И поныне существуют различные версии переноса механизмов корпоративного управления на все общество. Такого рода процедуры свидетельствуют об отождествлении общества с корпорациями, а государства с насилием. В тяготении к корпоративным методам управления в нашей стране проявляется склонность к тоталитаризму, от которого общество так до сих пор и не избавилось.

Перенос приемов корпоративного управления на все общество порождает дискурс со своим набором метафор. Так, исследования поведения и убеждений сторонников современных партий апеллируют к метафоре «отвердения», изучение электорального поведения граждан – к метафоре «воронки причинности», анализ международных отношений – к метафоре «падающего домино»54. На первый взгляд, ход современной политической мысли состоит в том, чтобы элиминировать метафоры и перейти к нейтральному, объективному языку науки, однако все не так просто: политическая мысль движется в пространстве, образованном метафорами и понятиями, которые принадлежат к разным культурам, эпохам или формам деятельности, применяя экономические понятия к политическим реалиям, а юридические – к управленческим.

Если резюмировать основную линию в развитии дискурсов, касающихся управления, придется признать, что переход от языка метафор к нейтральному концептуальному языку, в первую очередь ожидаемый в отношении современных исследований, присущ в той или иной степени всей политической философии начиная с Аристотеля. Этот переход, правда, сопровождался и дополнялся в каждый конкретный момент то апологией справедливости или суверена, то абсолютизацией духа, то тотальностью права.

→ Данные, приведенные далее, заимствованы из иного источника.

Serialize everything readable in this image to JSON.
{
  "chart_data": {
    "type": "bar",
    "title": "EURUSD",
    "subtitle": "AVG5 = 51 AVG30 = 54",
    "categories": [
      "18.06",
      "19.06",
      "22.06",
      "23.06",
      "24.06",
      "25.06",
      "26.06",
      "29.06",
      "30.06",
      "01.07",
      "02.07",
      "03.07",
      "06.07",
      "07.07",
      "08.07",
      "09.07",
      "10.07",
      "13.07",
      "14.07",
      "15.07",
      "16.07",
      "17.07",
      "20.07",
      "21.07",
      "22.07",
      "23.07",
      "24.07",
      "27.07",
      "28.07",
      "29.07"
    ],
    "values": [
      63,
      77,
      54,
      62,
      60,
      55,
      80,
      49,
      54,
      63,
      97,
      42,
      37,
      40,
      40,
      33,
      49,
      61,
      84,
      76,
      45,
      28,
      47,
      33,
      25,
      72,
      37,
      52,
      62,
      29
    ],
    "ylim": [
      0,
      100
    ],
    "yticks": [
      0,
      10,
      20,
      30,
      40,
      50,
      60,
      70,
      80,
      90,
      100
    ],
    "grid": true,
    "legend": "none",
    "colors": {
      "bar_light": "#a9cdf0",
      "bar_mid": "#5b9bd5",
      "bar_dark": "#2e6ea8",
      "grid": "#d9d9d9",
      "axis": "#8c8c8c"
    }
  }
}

Что касается современности, то, на мой взгляд, язык структурного функционализма и является тем нейтральным языком, который позволяет найти концептуальные средства для постижения социальной действительности. Именно в этом языке общество и государство предстают как разные и по своим функциям, и по способу существования системы: общество – это система труда, потребления и отношения к собственности ее членов, а государство – система законодательной и исполнительной власти, при этом управление все более приобретает «инструментальный» характер, становится безличным администрированием. Исходным пунктом для понимания современной социальной системы является понятие «социальное действие», которое предполагает взаимное признание «Меня» и «Другого». Это взаимное признание весьма точно описывается экономической моделью, а именно актом обмена.

В структурно-функциональных терминах социальная система (общество) может быть описана как такие инвариантные структуры, функции которых оказываются устойчивыми во всех изменениях и преобразованиях, во всех реформах и революциях социальных систем.

Государство может быть описано как система институций, обеспечивающих осуществление ряда функций социальной системы – от защиты населения до выборности его представителей, от обеспечения порядка до соблюдения правовых законов. Передача полномочий происходит не только на выборах исполнительной власти, но осуществляется ежедневно и обеспечивается институциями разного уровня – от муниципального до федерального. Важнейшая функция управления – контроль за исполнением права – также осуществляется на разных уровнях. Чиновник же предстает как функционер институций, профессия и призвание которого – в точном и корректном исполнении предписаний и норм этих институций. Взаимоотношения государства и гражданского сообщества предстают симбиозом двух разных подсистем общества, эволюция которых является скорее коэволюцией.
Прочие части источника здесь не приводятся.